Mid week just-got-home-from-work dinners are my biggest challenge. It’s easy to get a nice meal on the table when you have lots of time to plan and prepare and shop for it, but it’s trickier on long work days. One of my favourite ways to do it is with prepared curry pastes. I use them as a flavour base for a quick stir fry as well as in curries. All up this fish curry took just under an hour from the time I walked in the door until we sat down to eat.

Note: vary the quantities according to how many you’re feeding, we all know that I always make too much. This does make for a delicious lunch the next day though, pack it into a container with some leftover rice before you even clear the table, pop it in the fridge, and it’s ready to go on your way out the door the next morning. Thumbs up.

what you need

  • 1 or 2 jars of yellow curry paste, depending on how much fish you’re using
  • one brown onion, peeled and chopped into wedges
  • 2 garlic cloves, minced or grated
  • 1 small knob of ginger, minced or grated
  • 2 cans of coconut milk
  • 1 large sweet potato, peeled and cut into large cubes
  • 500g to 1kg firm fleshed white fish fillets {ling is my pick}, chopped into chunks, not too small 
  • 1 bunch {or 2 if you like more} of bok choi or similar Asian greens, ends trimmed and cut into half or thirds
  • 1 to 2 tbsp fish sauce
  • 1 tbsp brown sugar
  • juice of one or two fresh limes
  • to serve, plain rice

what to do

Before you begin get your rice in the rice cooker and turn it on, so it’s ready to eat when the curry is finished.

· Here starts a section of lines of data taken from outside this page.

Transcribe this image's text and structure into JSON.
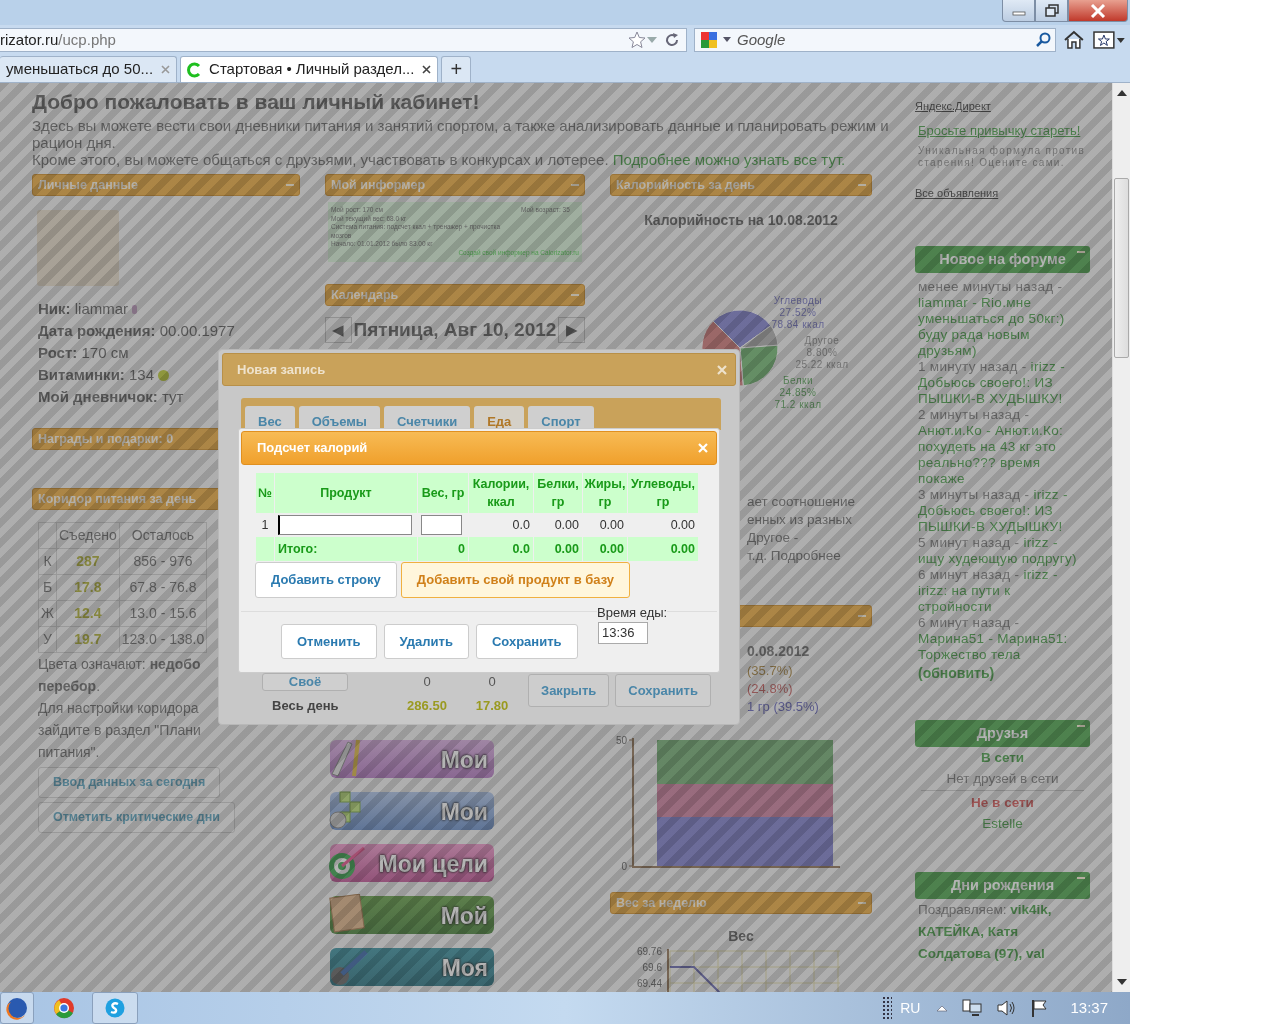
{
  "browser": {
    "tabs": [
      {
        "label": "уменьшаться до 50...",
        "selected": false
      },
      {
        "label": "Стартовая • Личный раздел...",
        "selected": true
      }
    ],
    "new_tab": "+",
    "url_host": "rizator.ru",
    "url_path": "/ucp.php",
    "search_placeholder": "Google"
  },
  "page": {
    "title": "Добро пожаловать в ваш личный кабинет!",
    "intro": "Здесь вы можете вести свои дневники питания и занятий спортом, а также анализировать данные и планировать режим и рацион дня.",
    "intro2": "Кроме этого, вы можете общаться с друзьями, участвовать в конкурсах и лотерее.",
    "intro_link": "Подробнее можно узнать все тут.",
    "personal": {
      "title": "Личные данные",
      "fields": [
        "**Ник:** liammar",
        "**Дата рождения:** 00.00.1977",
        "**Рост:** 170 см",
        "**Витаминки:** 134",
        "**Мой дневничок:** тут"
      ]
    },
    "awards": {
      "title": "Награды и подарки: 0"
    },
    "corridor": {
      "title": "Коридор питания за день",
      "columns": [
        "Съедено",
        "Осталось"
      ],
      "rows": [
        {
          "nutrient": "К",
          "eaten": "287",
          "left": "856 - 976"
        },
        {
          "nutrient": "Б",
          "eaten": "17.8",
          "left": "67.8 - 76.8"
        },
        {
          "nutrient": "Ж",
          "eaten": "12.4",
          "left": "13.0 - 15.6"
        },
        {
          "nutrient": "У",
          "eaten": "19.7",
          "left": "123.0 - 138.0"
        }
      ],
      "legend": [
        "Цвета означают: **недобо**",
        "**перебор**."
      ],
      "note": [
        "Для настройки коридора",
        "зайдите в раздел \"Плани",
        "питания\"."
      ],
      "buttons": [
        "Ввод данных за сегодня",
        "Отметить критические дни"
      ]
    },
    "informer": {
      "title": "Мой информер",
      "lines": [
        [
          "Мой рост: 170 см",
          "Мой возраст: 35"
        ],
        [
          "Мой текущий вес: 68.0 кг"
        ],
        [
          "Система питания: подсчет ккал + тренажер + прочистка мозгов"
        ],
        [
          "Начало: 01.01.2012 было 83.00 кг"
        ]
      ],
      "link": "Создай свой информер на Calorizator.ru"
    },
    "calendar": {
      "title": "Календарь",
      "prev": "◀",
      "date": "Пятница, Авг 10, 2012",
      "next": "▶"
    },
    "menu_banners": [
      "Мои",
      "Мои",
      "Мои цели",
      "Мой",
      "Моя"
    ],
    "calories": {
      "title": "Калорийность за день",
      "subtitle": "Калорийность на 10.08.2012",
      "pie_labels": [
        {
          "name": "Углеводы",
          "percent": "27.52%",
          "kcal": "78.84 ккал"
        },
        {
          "name": "Другое",
          "percent": "8.80%",
          "kcal": "25.22 ккал"
        },
        {
          "name": "Белки",
          "percent": "24.85%",
          "kcal": "71.2 ккал"
        }
      ],
      "description": [
        "ает соотношение",
        "енных из разных",
        "Другое -",
        "т.д. Подробнее"
      ]
    },
    "daily": {
      "date": "0.08.2012",
      "shares": [
        "(35.7%)",
        "(24.8%)",
        "1 гр (39.5%)"
      ],
      "yticks": [
        "50",
        "0"
      ]
    },
    "weekly": {
      "title": "Вес за неделю",
      "chart_title": "Вес",
      "yticks": [
        "69.76",
        "69.6",
        "69.44"
      ]
    },
    "ads": {
      "title": "Яндекс.Директ",
      "link": "Бросьте привычку стареть!",
      "text": "Уникальная формула против старения! Оцените сами.",
      "all": "Все объявления"
    },
    "forum": {
      "title": "Новое на форуме",
      "posts": [
        {
          "time": "менее минуты назад - ",
          "topic": "liammar - Rio.мне уменьшаться до 50кг:) буду рада новым друзьям)"
        },
        {
          "time": "1 минуту назад - ",
          "topic": "irizz - Добьюсь своего!: ИЗ ПЫШКИ-В ХУДЫШКУ!"
        },
        {
          "time": "2 минуты назад - ",
          "topic": "Анют.и.Ко - Анют.и.Ко: похудеть на 43 кг это реально??? время покаже"
        },
        {
          "time": "3 минуты назад - ",
          "topic": "irizz - Добьюсь своего!: ИЗ ПЫШКИ-В ХУДЫШКУ!"
        },
        {
          "time": "5 минут назад - ",
          "topic": "irizz - ищу худеющую подругу)"
        },
        {
          "time": "6 минут назад - ",
          "topic": "irizz - irizz: на пути к стройности"
        },
        {
          "time": "6 минут назад - ",
          "topic": "Марина51 - Марина51: Торжество тела"
        }
      ],
      "refresh": "(обновить)"
    },
    "friends": {
      "title": "Друзья",
      "online_heading": "В сети",
      "online_empty": "Нет друзей в сети",
      "offline_heading": "Не в сети",
      "offline": [
        "Estelle"
      ]
    },
    "birthdays": {
      "title": "Дни рождения",
      "prefix": "Поздравляем: ",
      "names": "vik4ik, КАТЕЙКА, Катя Солдатова (97), val"
    }
  },
  "entry_dialog": {
    "title": "Новая запись",
    "tabs": [
      {
        "label": "Вес",
        "selected": false
      },
      {
        "label": "Объемы",
        "selected": false
      },
      {
        "label": "Счетчики",
        "selected": false
      },
      {
        "label": "Еда",
        "selected": true
      },
      {
        "label": "Спорт",
        "selected": false
      }
    ],
    "own_button": "Своё",
    "own_values": [
      "0",
      "0"
    ],
    "day_label": "Весь день",
    "day_values": [
      "286.50",
      "17.80"
    ],
    "buttons": [
      "Закрыть",
      "Сохранить"
    ]
  },
  "calc_dialog": {
    "title": "Подсчет калорий",
    "columns": [
      "№",
      "Продукт",
      "Вес, гр",
      "Калории, ккал",
      "Белки, гр",
      "Жиры, гр",
      "Углеводы, гр"
    ],
    "rows": [
      {
        "number": "1",
        "calories": "0.0",
        "protein": "0.00",
        "fat": "0.00",
        "carbs": "0.00"
      }
    ],
    "total": {
      "label": "Итого:",
      "weight": "0",
      "calories": "0.0",
      "protein": "0.00",
      "fat": "0.00",
      "carbs": "0.00"
    },
    "add_row": "Добавить строку",
    "add_product": "Добавить свой продукт в базу",
    "buttons": [
      "Отменить",
      "Удалить",
      "Сохранить"
    ],
    "time_label": "Время еды:",
    "time_value": "13:36"
  },
  "taskbar": {
    "language": "RU",
    "clock": "13:37"
  }
}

Heat your wok to a medium high heat, and fry the curry paste until it’s darkened in colour and fragrant, around ten minutes. Add the onion and fry for a few minutes until softened, then add the garlic and ginger. Fry for a minute until the aromas are released, then add the coconut milk and turn the heat down to a simmer. Stir the coconut milk through.

Add the sweet potato and simmer until about half way cooked, then add the fish pieces. Cover with a lid and simmer. Just before the fish and sweet potato are cooked add the Asian greens, fish sauce, sugar, and however much lime juice you like, and stir it all through. Check the taste until you’re happy with it. Serve with the rice.